International marketing greatly enlarges the potential market and scope for company growth. However it is necessary to take into account lots of factors, which are integral to a project’s success, when you enter foreign markets.
Find out all the pitfalls before diving in
Companies must consider many things to be successful with their international marketing:
• They need to evaluate brand relevance at a glance to ensure inclusivity with cultural characteristics;
• The big task is to adapt communication materials in accordance with market demands and cultural context;
• They must plan and realise promotional campaigns for target audiences that differ from your regular promotional activity.

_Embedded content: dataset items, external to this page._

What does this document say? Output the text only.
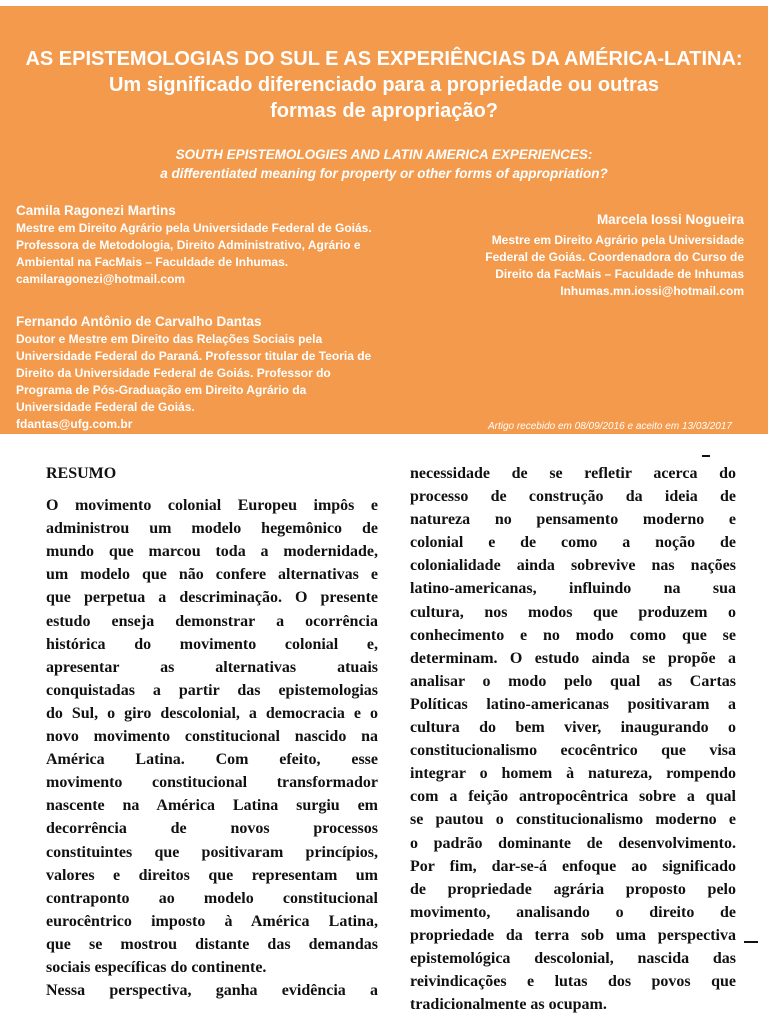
AS EPISTEMOLOGIAS DO SUL E AS EXPERIÊNCIAS DA AMÉRICA-LATINA:
Um significado diferenciado para a propriedade ou outras
formas de apropriação?
SOUTH EPISTEMOLOGIES AND LATIN AMERICA EXPERIENCES:
a differentiated meaning for property or other forms of appropriation?
Camila Ragonezi Martins
Mestre em Direito Agrário pela Universidade Federal de Goiás.
Professora de Metodologia, Direito Administrativo, Agrário e
Ambiental na FacMais – Faculdade de Inhumas.
camilaragonezi@hotmail.com
Marcela Iossi Nogueira
Mestre em Direito Agrário pela Universidade
Federal de Goiás. Coordenadora do Curso de
Direito da FacMais – Faculdade de Inhumas
Inhumas.mn.iossi@hotmail.com
Fernando Antônio de Carvalho Dantas
Doutor e Mestre em Direito das Relações Sociais pela
Universidade Federal do Paraná. Professor titular de Teoria de
Direito da Universidade Federal de Goiás. Professor do
Programa de Pós-Graduação em Direito Agrário da
Universidade Federal de Goiás.
fdantas@ufg.com.br	Artigo recebido em 08/09/2016 e aceito em 13/03/2017

RESUMO

O movimento colonial Europeu impôs e
administrou um modelo hegemônico de
mundo que marcou toda a modernidade,
um modelo que não confere alternativas e
que perpetua a descriminação. O presente
estudo enseja demonstrar a ocorrência
histórica do movimento colonial e,
apresentar as alternativas atuais
conquistadas a partir das epistemologias
do Sul, o giro descolonial, a democracia e o
novo movimento constitucional nascido na
América Latina. Com efeito, esse
movimento constitucional transformador
nascente na América Latina surgiu em
decorrência de novos processos
constituintes que positivaram princípios,
valores e direitos que representam um
contraponto ao modelo constitucional
eurocêntrico imposto à América Latina,
que se mostrou distante das demandas
sociais específicas do continente.

Nessa perspectiva, ganha evidência a

necessidade de se refletir acerca do
processo de construção da ideia de
natureza no pensamento moderno e
colonial e de como a noção de
colonialidade ainda sobrevive nas nações
latino-americanas, influindo na sua
cultura, nos modos que produzem o
conhecimento e no modo como que se
determinam. O estudo ainda se propõe a
analisar o modo pelo qual as Cartas
Políticas latino-americanas positivaram a
cultura do bem viver, inaugurando o
constitucionalismo ecocêntrico que visa
integrar o homem à natureza, rompendo
com a feição antropocêntrica sobre a qual
se pautou o constitucionalismo moderno e
o padrão dominante de desenvolvimento.
Por fim, dar-se-á enfoque ao significado
de propriedade agrária proposto pelo
movimento, analisando o direito de
propriedade da terra sob uma perspectiva
epistemológica descolonial, nascida das
reivindicações e lutas dos povos que
tradicionalmente as ocupam.
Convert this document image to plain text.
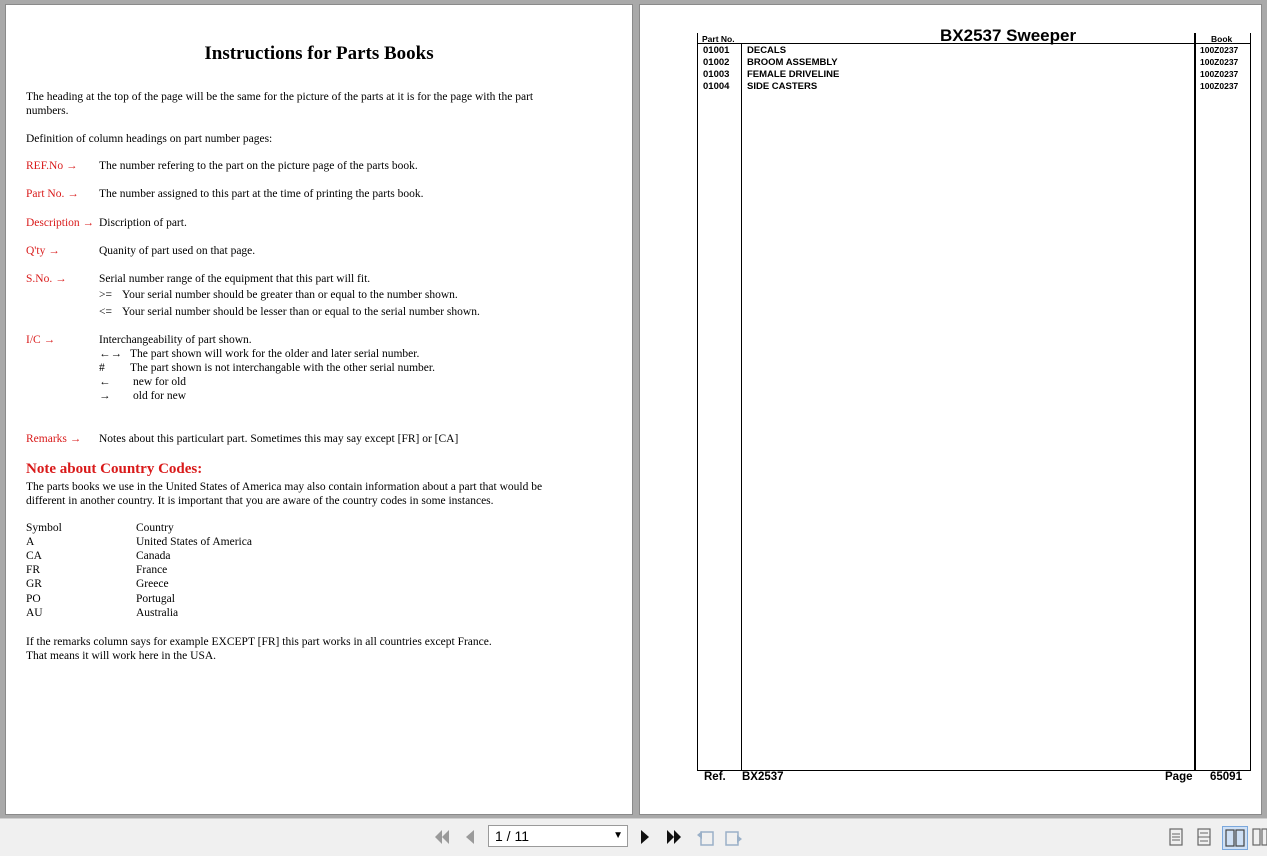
Instructions for Parts Books
The heading at the top of the page will be the same for the picture of the parts at it is for the page with the part
numbers.
Definition of column headings on part number pages:
REF.No → The number refering to the part on the picture page of the parts book.
Part No. → The number assigned to this part at the time of printing the parts book.
Description → Discription of part.
Q'ty →	Quanity of part used on that page.
S.No. →	Serial number range of the equipment that this part will fit.
>= Your serial number should be greater than or equal to the number shown.
<= Your serial number should be lesser than or equal to the serial number shown.
I/C →	Interchangeability of part shown.
←→ The part shown will work for the older and later serial number.
# The part shown is not interchangable with the other serial number.
← new for old
→ old for new
Remarks → Notes about this particulart part. Sometimes this may say except [FR] or [CA]
Note about Country Codes:
The parts books we use in the United States of America may also contain information about a part that would be
different in another country. It is important that you are aware of the country codes in some instances.
Symbol	Country
A	United States of America
CA	Canada
FR	France
GR	Greece
PO	Portugal
AU	Australia
If the remarks column says for example EXCEPT [FR] this part works in all countries except France.
That means it will work here in the USA.
BX2537 Sweeper
Part No.	Book
01001 DECALS	100Z0237
01002 BROOM ASSEMBLY	100Z0237
01003 FEMALE DRIVELINE	100Z0237
01004 SIDE CASTERS	100Z0237
Ref. BX2537	Page 65091
1 / 11	▼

It is important to have a deep understanding of the special aspects relating to cross-cultural communications when creating an international marketing programme. The lack of this kind of experience, understanding and sensitivity to your partners’ cultural values may have dire implications, up to and including a failure to reach an international agreement.
Is it ok?
For example, an advertisement using the gesture ‘OK’ was proposed for the promotional campaign of an international travel exhibition with a huge number of participants from the Emirates. However this gesture, while very positive for us, is likely to be perceived very negatively by people from the Gulf States, and using it may well result in a complete failure when targeted at this demographic. After changing the concept of the advertising campaign, the event was quite successful, and the Emirates’ participants signed several international contracts during it.
An international exhibition proposed using an umbrella brand in many countries, including China, featured a nice tortoise logo. Unfortunately tortoise sounds like a rude word in Chinese and may well cause offence to Chinese exhibitors and visitors. Furthermore, using the red font in advertising materials is likely to have negative connotations for Chinese people. The number ‘4’ (four) sounds like the Chinese word for death and should be used with caution. Cultural characteristics play an important role when conducting marketing surveys, planning sales sectors and in many other areas. Companies should always double check when entering international markets to avoid pitfalls in their way.